Nevertheless we have examined the record and find defendant’s claim of incompetence of counsel to be without merit. As to the motion to suppress evidence, it was defendant’s theory that the evidence was “planted” in his room. In this posture of the case, it was clearly a matter of judgment whether a motion to suppress should be made. A mere error of judgment does not amount to incompetence of counsel. People v. Hall, 413 Ill. 615.
The defendant alone mentioned an unknown man and two girls known only as “Lil” and “Jean”, who he claimed to be material witnesses. We do not consider that the failure to find, call or further identify these witnesses can be cited as an example of incompetence of counsel. A defendant cannot obtain a reversal of his conviction for the reason that counsel of his own choice cannot find every witness conceived of by defendant.
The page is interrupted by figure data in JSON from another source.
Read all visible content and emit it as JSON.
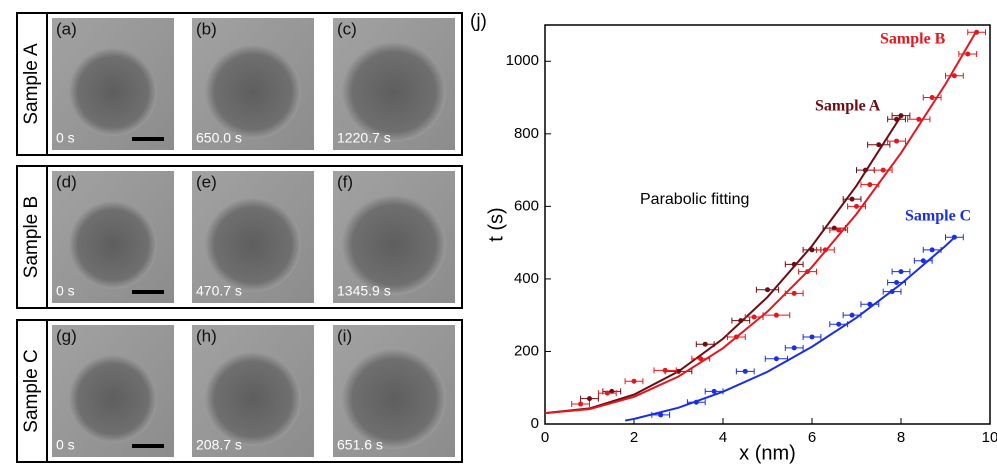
{
  "panels": [
    {
      "sample": "Sample A",
      "images": [
        {
          "label": "(a)",
          "time": "0 s"
        },
        {
          "label": "(b)",
          "time": "650.0 s"
        },
        {
          "label": "(c)",
          "time": "1220.7 s"
        }
      ]
    },
    {
      "sample": "Sample B",
      "images": [
        {
          "label": "(d)",
          "time": "0 s"
        },
        {
          "label": "(e)",
          "time": "470.7 s"
        },
        {
          "label": "(f)",
          "time": "1345.9 s"
        }
      ]
    },
    {
      "sample": "Sample C",
      "images": [
        {
          "label": "(g)",
          "time": "0 s"
        },
        {
          "label": "(h)",
          "time": "208.7 s"
        },
        {
          "label": "(i)",
          "time": "651.6 s"
        }
      ]
    }
  ],
  "chart_label": "(j)",
  "chart_data": {
    "type": "scatter",
    "x_label": "x (nm)",
    "y_label": "t (s)",
    "annotation": "Parabolic fitting",
    "xlim": [
      0,
      10
    ],
    "ylim": [
      0,
      1100
    ],
    "xticks": [
      0,
      2,
      4,
      6,
      8,
      10
    ],
    "yticks": [
      0,
      200,
      400,
      600,
      800,
      1000
    ],
    "series": [
      {
        "name": "Sample A",
        "color": "#6e0c12",
        "x": [
          1.0,
          1.5,
          3.0,
          3.6,
          4.4,
          5.0,
          5.6,
          6.0,
          6.5,
          6.9,
          7.2,
          7.5,
          7.9,
          8.0
        ],
        "values": [
          70,
          90,
          145,
          220,
          285,
          370,
          440,
          480,
          540,
          620,
          700,
          770,
          840,
          850
        ],
        "xerr": [
          0.2,
          0.2,
          0.3,
          0.2,
          0.2,
          0.25,
          0.2,
          0.2,
          0.25,
          0.2,
          0.2,
          0.25,
          0.2,
          0.2
        ],
        "fit": {
          "x": [
            0,
            1,
            2,
            3,
            4,
            5,
            6,
            7,
            8
          ],
          "values": [
            30,
            43,
            81,
            145,
            235,
            350,
            491,
            657,
            849
          ]
        }
      },
      {
        "name": "Sample B",
        "color": "#e5161e",
        "x": [
          0.8,
          1.4,
          2.0,
          2.7,
          3.5,
          4.3,
          4.7,
          5.2,
          5.6,
          5.9,
          6.3,
          6.6,
          7.0,
          7.3,
          7.6,
          7.9,
          8.4,
          8.7,
          9.2,
          9.5,
          9.7
        ],
        "values": [
          55,
          85,
          118,
          148,
          180,
          240,
          295,
          300,
          360,
          420,
          480,
          535,
          600,
          660,
          700,
          780,
          840,
          900,
          960,
          1020,
          1080
        ],
        "xerr": [
          0.2,
          0.2,
          0.2,
          0.25,
          0.2,
          0.2,
          0.2,
          0.3,
          0.2,
          0.2,
          0.2,
          0.2,
          0.2,
          0.2,
          0.2,
          0.2,
          0.25,
          0.2,
          0.2,
          0.2,
          0.2
        ],
        "fit": {
          "x": [
            0,
            1,
            2,
            3,
            4,
            5,
            6,
            7,
            8,
            9,
            9.7
          ],
          "values": [
            30,
            41,
            75,
            131,
            209,
            310,
            433,
            579,
            747,
            937,
            1084
          ]
        }
      },
      {
        "name": "Sample C",
        "color": "#1a2ee6",
        "x": [
          2.6,
          3.4,
          3.8,
          4.5,
          5.2,
          5.6,
          6.0,
          6.6,
          6.9,
          7.3,
          7.8,
          7.9,
          8.0,
          8.5,
          8.7,
          9.2
        ],
        "values": [
          25,
          60,
          90,
          145,
          180,
          210,
          240,
          275,
          300,
          330,
          365,
          390,
          420,
          450,
          480,
          515
        ],
        "xerr": [
          0.2,
          0.2,
          0.2,
          0.2,
          0.25,
          0.2,
          0.2,
          0.2,
          0.2,
          0.2,
          0.2,
          0.2,
          0.2,
          0.2,
          0.2,
          0.2
        ],
        "fit": {
          "x": [
            1.8,
            2,
            3,
            4,
            5,
            6,
            7,
            8,
            9,
            9.2
          ],
          "values": [
            9.5,
            14,
            45,
            89,
            144,
            213,
            293,
            386,
            491,
            514
          ]
        }
      }
    ]
  }
}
Even if the witnesses were found, there is nothing in the record to indicate their testimony would be favorable to the defendant.
We have further examined the record in relation to the alleged failure of counsel to properly preserve error, and find the contention to be without merit. Defense counsel’s conduct of the trial was well within the area of the legitimate exercise of legal judgment. In addition, we have fully considered all errors alleged on this appeal.
Defendant finally contends that the trial judge’s interrogation of witnesses deprived the defendant of a fair trial. It is clear that a trial judge has the right to question witnesses in order to elicit the truth or to bring enlightenment on material issues which seem obscure. (People v. Wesley, *31518 Ill.2d 138; People v. Marino, 414 Ill. 445.) The propriety of such examination must be determined by the circumstances of each case, and rests largely in the discretion of the trial court. (People v. Trefonas, 9 Ill.2d 92.) This is especially true where the cause is tried without a jury, and the danger of prejudice lessened.
We have carefully examined all the questions and comments of the trial judge as shown by the record, and find that they did not exceed the bounds of propriety. The trial judge’s inquiries were appropriate to his role as a finder of fact. People v. Wesley, 18 Ill.2d 138; People v. Giacomino, 347 Ill. 523.
The evidence clearly proved the defendant guilty of the crime charged; he was represented by adequate counsel of his own choice; and his trial was free from prejudicial error. The judgment of the criminal court of Cook County is affirmed.